La fenêtre de tir s'ouvrait-là, mais lui restait-il suffisamment de niaque pour délivrer son uppercut droit qui l'avait distingué au commencement de sa carrière ? Le Boxing Mirror rapporta alors, que Baton Rouge venait de donner à la boxe un jeune poids lourd, au physique ingrat certes, mais doté d'un punch prometteur.

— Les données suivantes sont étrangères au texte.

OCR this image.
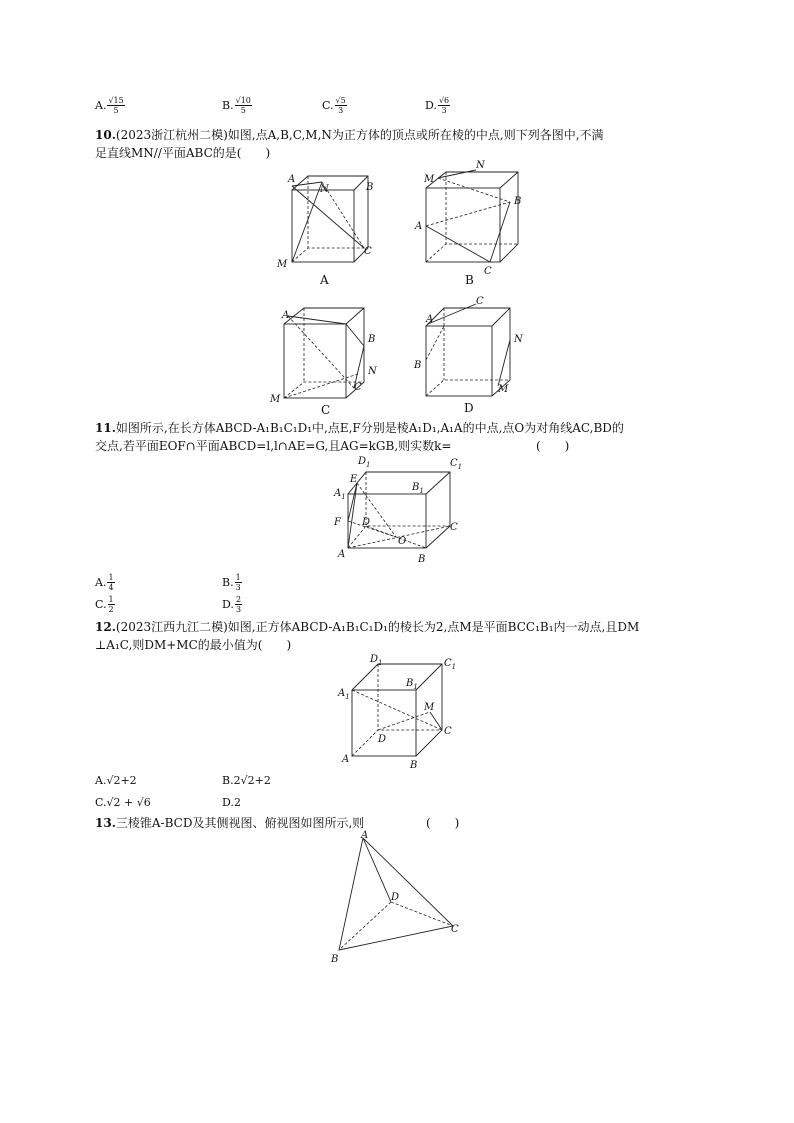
A. $\frac{√15}{5}$	B. $\frac{√10}{5}$	C. $\frac{√5}{3}$	D. $\frac{√6}{3}$
10.(2023浙江杭州二模)如图,点A,B,C,M,N为正方体的顶点或所在棱的中点,则下列各图中,不满
足直线MN//平面ABC的是(　　)
A
N	B
C
M
A
M
N
B
A
C
B
A
B
N
C
M
C
A
C
N
B
M
D
11.如图所示,在长方体ABCD-A₁B₁C₁D₁中,点E,F分别是棱A₁D₁,A₁A的中点,点O为对角线AC,BD的
交点,若平面EOF∩平面ABCD=l,l∩AE=G,且AG=kGB,则实数k=	(　　)
$D_1$	$C_1$
E
$B_1$
$A_1$
F D	C
O
A	B
A. $\frac{1}{4}$	B. $\frac{1}{3}$
C. $\frac{1}{2}$	D. $\frac{2}{3}$
12.(2023江西九江二模)如图,正方体ABCD-A₁B₁C₁D₁的棱长为2,点M是平面BCC₁B₁内一动点,且DM
⊥A₁C,则DM+MC的最小值为(　　)
$D_1$	$C_1$
$B_1$
$A_1$
M
D
C
A
B
A.√2+2	B.2√2+2
C.√2 + √6	D.2
13.三棱锥A-BCD及其侧视图、俯视图如图所示,则	(　　)
A
D
C
B
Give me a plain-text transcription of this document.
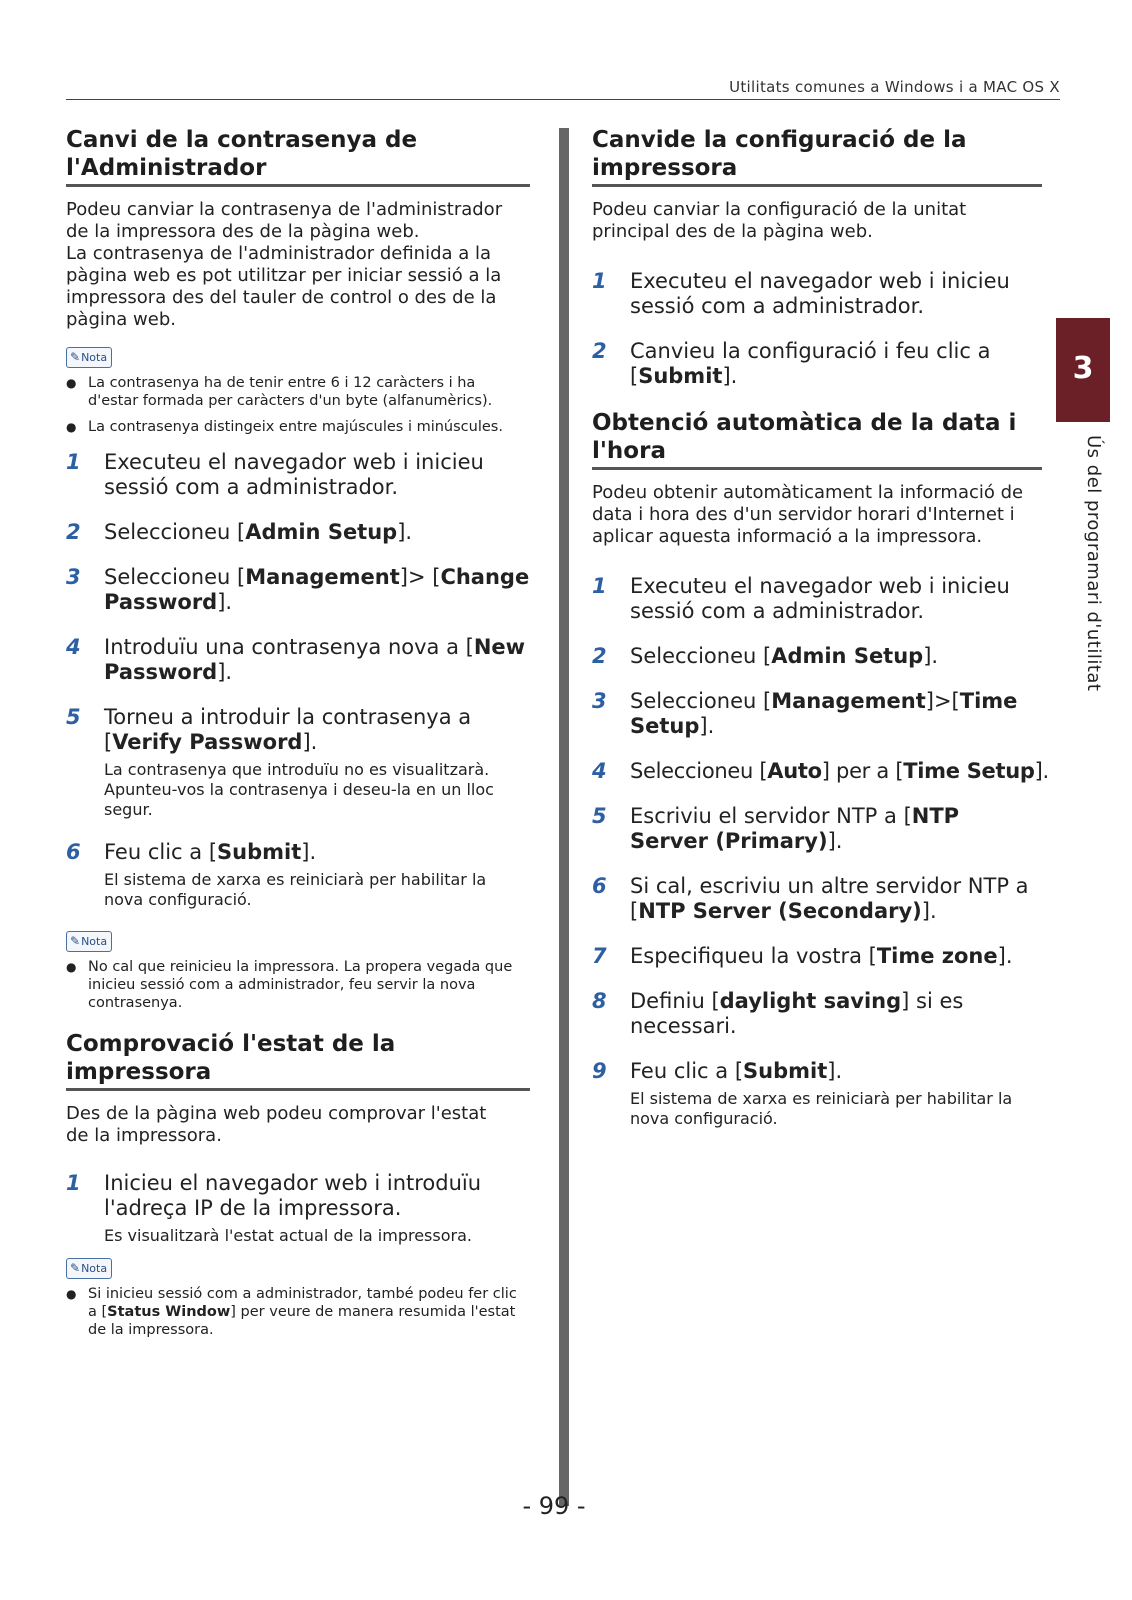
Utilitats comunes a Windows i a MAC OS X
Canvi de la contrasenya de
l'Administrador

Podeu canviar la contrasenya de l'administrador
de la impressora des de la pàgina web.
La contrasenya de l'administrador definida a la
pàgina web es pot utilitzar per iniciar sessió a la
impressora des del tauler de control o des de la
pàgina web.

✎Nota
● La contrasenya ha de tenir entre 6 i 12 caràcters i ha d'estar formada per caràcters d'un byte (alfanumèrics).
● La contrasenya distingeix entre majúscules i minúscules.
1 Executeu el navegador web i inicieu sessió com a administrador.
2 Seleccioneu [Admin Setup].
3 Seleccioneu [Management]> [Change Password].
4 Introduïu una contrasenya nova a [New Password].
5 Torneu a introduir la contrasenya a [Verify Password].
La contrasenya que introduïu no es visualitzarà. Apunteu-vos la contrasenya i deseu-la en un lloc segur.
6 Feu clic a [Submit].
El sistema de xarxa es reiniciarà per habilitar la nova configuració.
✎Nota
● No cal que reinicieu la impressora. La propera vegada que inicieu sessió com a administrador, feu servir la nova contrasenya.
Comprovació l'estat de la
impressora

Des de la pàgina web podeu comprovar l'estat
de la impressora.

1 Inicieu el navegador web i introduïu l'adreça IP de la impressora.
Es visualitzarà l'estat actual de la impressora.
✎Nota
● Si inicieu sessió com a administrador, també podeu fer clic a [Status Window] per veure de manera resumida l'estat de la impressora.
Canvide la configuració de la
impressora

Podeu canviar la configuració de la unitat
principal des de la pàgina web.

1 Executeu el navegador web i inicieu sessió com a administrador.
2 Canvieu la configuració i feu clic a [Submit].
Obtenció automàtica de la data i
l'hora

Podeu obtenir automàticament la informació de
data i hora des d'un servidor horari d'Internet i
aplicar aquesta informació a la impressora.

1 Executeu el navegador web i inicieu sessió com a administrador.
2 Seleccioneu [Admin Setup].
3 Seleccioneu [Management]>[Time Setup].
4 Seleccioneu [Auto] per a [Time Setup].
5 Escriviu el servidor NTP a [NTP Server (Primary)].
6 Si cal, escriviu un altre servidor NTP a [NTP Server (Secondary)].
7 Especifiqueu la vostra [Time zone].
8 Definiu [daylight saving] si es necessari.
9 Feu clic a [Submit].
El sistema de xarxa es reiniciarà per habilitar la nova configuració.
3
Ús del programari d'utilitat
- 99 -
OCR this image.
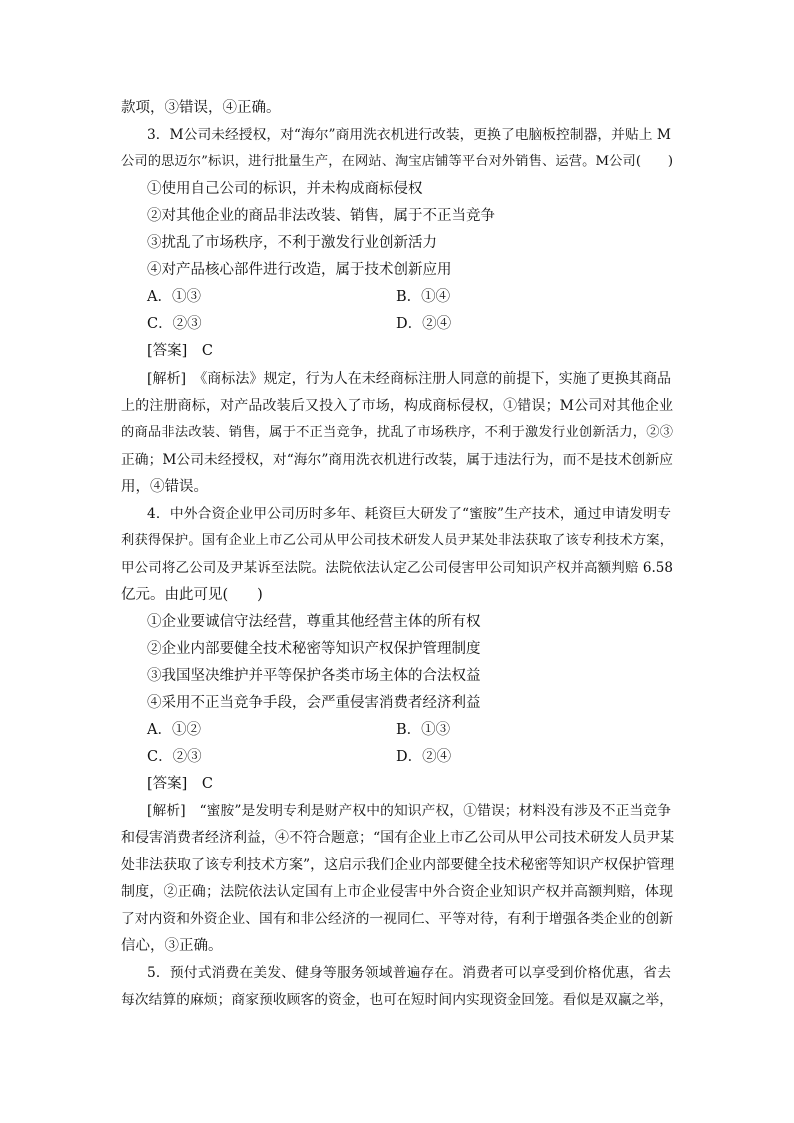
款项，③错误，④正确。
3．M公司未经授权，对“海尔”商用洗衣机进行改装，更换了电脑板控制器，并贴上 M
公司的思迈尔”标识，进行批量生产，在网站、淘宝店铺等平台对外销售、运营。M公司(　　)
①使用自己公司的标识，并未构成商标侵权
②对其他企业的商品非法改装、销售，属于不正当竞争
③扰乱了市场秩序，不利于激发行业创新活力
④对产品核心部件进行改造，属于技术创新应用
A．①③	B．①④
C．②③	D．②④
[答案]　C
[解析]　《商标法》规定，行为人在未经商标注册人同意的前提下，实施了更换其商品
上的注册商标，对产品改装后又投入了市场，构成商标侵权，①错误；M公司对其他企业
的商品非法改装、销售，属于不正当竞争，扰乱了市场秩序，不利于激发行业创新活力，②③
正确；M公司未经授权，对“海尔”商用洗衣机进行改装，属于违法行为，而不是技术创新应
用，④错误。
4．中外合资企业甲公司历时多年、耗资巨大研发了“蜜胺”生产技术，通过申请发明专
利获得保护。国有企业上市乙公司从甲公司技术研发人员尹某处非法获取了该专利技术方案，
甲公司将乙公司及尹某诉至法院。法院依法认定乙公司侵害甲公司知识产权并高额判赔 6.58
亿元。由此可见(　　)
①企业要诚信守法经营，尊重其他经营主体的所有权
②企业内部要健全技术秘密等知识产权保护管理制度
③我国坚决维护并平等保护各类市场主体的合法权益
④采用不正当竞争手段，会严重侵害消费者经济利益
A．①②	B．①③
C．②③	D．②④
[答案]　C
[解析]　“蜜胺”是发明专利是财产权中的知识产权，①错误；材料没有涉及不正当竞争
和侵害消费者经济利益，④不符合题意；“国有企业上市乙公司从甲公司技术研发人员尹某
处非法获取了该专利技术方案”，这启示我们企业内部要健全技术秘密等知识产权保护管理
制度，②正确；法院依法认定国有上市企业侵害中外合资企业知识产权并高额判赔，体现
了对内资和外资企业、国有和非公经济的一视同仁、平等对待，有利于增强各类企业的创新
信心，③正确。
5．预付式消费在美发、健身等服务领域普遍存在。消费者可以享受到价格优惠，省去
每次结算的麻烦；商家预收顾客的资金，也可在短时间内实现资金回笼。看似是双赢之举，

Bouchant la vue des spectateurs des premiers rangs de sa silhouette massive, regard méchant vrillé sur lui, Amin aperçut Musselthroat au pied du ring. On avait été le chercher dans sa Lincoln Lounge après la trahison du Courtaud, ce putain de sac à merde d'Amin ! Le manager n'aimait pas qu'un de ses gars désobéisse et qu'on le dérangeât, surtout à l'instant même où il bouffait le cul de Lorna Zonk, une blondasse amaricaine qui s'amourait avec lui depuis le meeting de Desarbres. Rien qu'à voir sa sale gueule tordue et sa dégaine de travers, Amin mesura, en dépit de son cerveau brumeux, l'énormité de la colère du manager et du mauvais sort que celui-ci lui réservait. Onf !
— Grosse truie nègre, j'encule ta mère !
Amin continua de bloquer les bras du Mexicain causeur. Il avait décidé de rester silencieux, sourd aux paroles de ce petit fumier de Chicanos que Foster avait sorti de la taule parce qu'il y avait montré quelques dispositions en brutalisant ses codétenus. Amin avait décidé d'être appliqué, patient, attendant une ouverture. Acculé dans les cordes, il truquait à n'en plus finir. Mais qui, à ce moment précis, avait pu voir de près ses yeux injectés de sang, y aurait découvert une inhabituelle lueur.